Dans l’Arc lémanique, l’antibolchevisme et la germanophobie (alors que les Alliés fêtent leur victoire), ainsi que le faible taux de syndicalisation, se conjuguent pour limiter les effets de la grève. Celle-ci obtient néanmoins un succès à Genève, notamment chez les tramelots et cheminots. Dans un canton de Vaud resté très agricole et peu industrialisé, la grève n’a pu avoir que des effets limités. Elle n’est cependant pas l’échec total que raille la presse bourgeoise.

Le chapitre consacré au Valais offre une excellente synthèse du processus d’industrialisation et de syndicalisation dans ce canton resté longtemps marginal, rural et conservateur. Il est lié au démarrage économique rapide, au tournant des 19e et 20e siècles, avec notamment l’installation de Lonza, Ciba et Aluminium SA, donnant naissance à un important prolétariat. Méconnues, les grèves sont néanmoins importantes en Valais entre 1907 et 1910. La presse valaisanne conservatrice donnera une image caricaturale des meneurs de la grève générale dans ce canton (notamment le socialiste Charles Dellberg et le libertaire Clovis Pignat), les traitant de «bolchevistes, façon russe», qui auraient agi «suite au plan de Lénine et de Trotski», ourdissant un «complot» et constituant un «tas de malandrins»

Peu connue également, la situation à Fribourg. Ce sont des troupes de ce canton catholique et conservateur qui ont été mobilisées contre les grévistes de la ville de Berne. Or 40 hommes du régiment fribourgeois mourront de la grippe espagnole. Ce fait sera exploité par la droite, qui créera toute une mythologie du sacrifice pour la patrie, exploitée notamment par ces ultra-conservateurs que furent Gonzague de Reynold et Jean-Marie Musy.

L’ouvrage consacre aussi quelques bonnes pages à une histoire des grèves en Suisse, du 18e siècle à nos jours. Il met l’accent sur trois grandes vagues de grèves: 1907-1910, 1917-1920 et 1945-1947. Après une longue période d’assoupissement due à la «paix du travail» et à l’amélioration des conditions sociales, il observe une recrudescence des grèves depuis la crise du milieu des années 1970.

Enfin un dernier chapitre, dépassant les frontières suisses, donne un aperçu de quelques mouvements emblématiques dans le monde, qu’il s’agisse des grèves générales de 1936 et de 1968 en France, de celle qui touche 15 millions de travailleurs aux Etats-Unis en 1945 ou encore de celle qui constitue sans doute la plus grande grève de l’histoire: 150 à 180 millions de participants en Inde le 2 septembre 2016.

Ce petit livre constitue donc une excellente première approche, au-delà de la grève générale de 1918 qui en est le cœur, du phénomène de la grève comme arme suprême de la classe ouvrière en général.

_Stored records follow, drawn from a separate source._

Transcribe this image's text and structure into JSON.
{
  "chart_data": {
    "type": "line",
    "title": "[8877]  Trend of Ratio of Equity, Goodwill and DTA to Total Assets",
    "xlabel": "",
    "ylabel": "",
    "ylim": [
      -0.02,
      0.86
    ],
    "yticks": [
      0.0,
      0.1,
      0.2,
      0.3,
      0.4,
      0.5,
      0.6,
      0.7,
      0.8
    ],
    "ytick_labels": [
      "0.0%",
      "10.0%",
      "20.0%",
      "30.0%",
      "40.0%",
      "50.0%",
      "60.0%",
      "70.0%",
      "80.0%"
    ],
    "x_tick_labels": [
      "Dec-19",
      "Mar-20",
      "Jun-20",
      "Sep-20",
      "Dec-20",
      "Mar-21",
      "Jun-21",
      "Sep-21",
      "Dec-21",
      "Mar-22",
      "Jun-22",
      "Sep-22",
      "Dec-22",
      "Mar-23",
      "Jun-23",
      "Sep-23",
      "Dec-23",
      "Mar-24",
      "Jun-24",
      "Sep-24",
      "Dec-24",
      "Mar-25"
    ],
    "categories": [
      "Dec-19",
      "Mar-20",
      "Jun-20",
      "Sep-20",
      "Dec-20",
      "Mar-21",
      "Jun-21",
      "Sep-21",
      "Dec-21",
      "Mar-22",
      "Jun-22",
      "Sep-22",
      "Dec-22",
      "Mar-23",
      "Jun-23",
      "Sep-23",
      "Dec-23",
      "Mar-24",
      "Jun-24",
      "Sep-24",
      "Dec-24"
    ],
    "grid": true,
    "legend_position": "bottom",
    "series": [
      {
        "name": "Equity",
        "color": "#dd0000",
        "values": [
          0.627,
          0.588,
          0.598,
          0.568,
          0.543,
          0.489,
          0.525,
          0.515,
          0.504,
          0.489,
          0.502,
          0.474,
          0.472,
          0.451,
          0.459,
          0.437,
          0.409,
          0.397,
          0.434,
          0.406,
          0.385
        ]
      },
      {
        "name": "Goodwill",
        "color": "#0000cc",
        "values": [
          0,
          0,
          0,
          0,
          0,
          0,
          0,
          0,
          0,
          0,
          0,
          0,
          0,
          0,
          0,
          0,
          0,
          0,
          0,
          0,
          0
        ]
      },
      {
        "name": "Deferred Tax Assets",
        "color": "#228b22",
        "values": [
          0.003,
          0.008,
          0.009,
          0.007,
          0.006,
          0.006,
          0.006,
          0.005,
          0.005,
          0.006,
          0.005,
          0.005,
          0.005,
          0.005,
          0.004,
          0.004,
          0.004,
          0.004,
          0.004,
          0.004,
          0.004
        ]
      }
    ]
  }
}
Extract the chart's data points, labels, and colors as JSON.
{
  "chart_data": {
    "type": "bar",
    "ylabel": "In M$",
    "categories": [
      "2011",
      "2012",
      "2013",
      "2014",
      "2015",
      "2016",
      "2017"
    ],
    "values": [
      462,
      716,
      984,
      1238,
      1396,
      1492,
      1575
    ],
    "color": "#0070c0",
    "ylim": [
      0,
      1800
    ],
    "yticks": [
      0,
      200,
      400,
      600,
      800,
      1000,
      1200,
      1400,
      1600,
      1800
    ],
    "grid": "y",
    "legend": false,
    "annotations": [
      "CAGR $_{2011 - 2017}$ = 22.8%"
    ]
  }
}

Pierre Jeanneret / Domaine Public

Jean-Claude Rennwald, Adrian Zimmermann (dir.), La Grève générale de 1918 en Suisse. Histoire et répercussions, Neuchâtel, Ed. Livreo-Aphil, 2018, 159 pages

Une exposition à Bienne

L’exposition 1918 Guerre et Paix, mise sur pied à Bienne, concerne certes prioritairement le Jura bernois (dans ses frontières de 1918). Mais elle offre une excellente et didactique illustration du phénomène dans toute la Suisse.

Une première salle est dévolue à la guerre de 1914-1918, à travers une riche collection d’objets, de photos, d’extraits de films et enregistrements, qui illustrent tant les horreurs du conflit que la mobilisation des soldats suisses. Si la guerre a été vécue hors de nos frontières, les répercussions économiques et sociales en Suisse sont bien montrées, et notamment la misère ouvrière due à l’augmentation du coût de la vie, tandis qu’un certain nombre de «profiteurs de guerre» se remplissent les poches.

L’étage supérieur du musée traite du mouvement ouvrier, révolutionnaire et antimilitariste, puis de la grève générale elle-même, vue des deux côtés: celui des grévistes et celui de l’armée et des «gardes civiques» bourgeoises. Affiches, journaux, tracts, témoignages oraux, photographies, et même une mitrailleuse semblable à celles qui furent déployées à Zurich témoignent de l’intensité de ces jours de grève. Jamais la Suisse n’avait été aussi divisée depuis la guerre du Sonderbund! P. J. 

1918 Guerre et Paix, Nouveau Musée de Bienne, jusqu’au 31 décembre.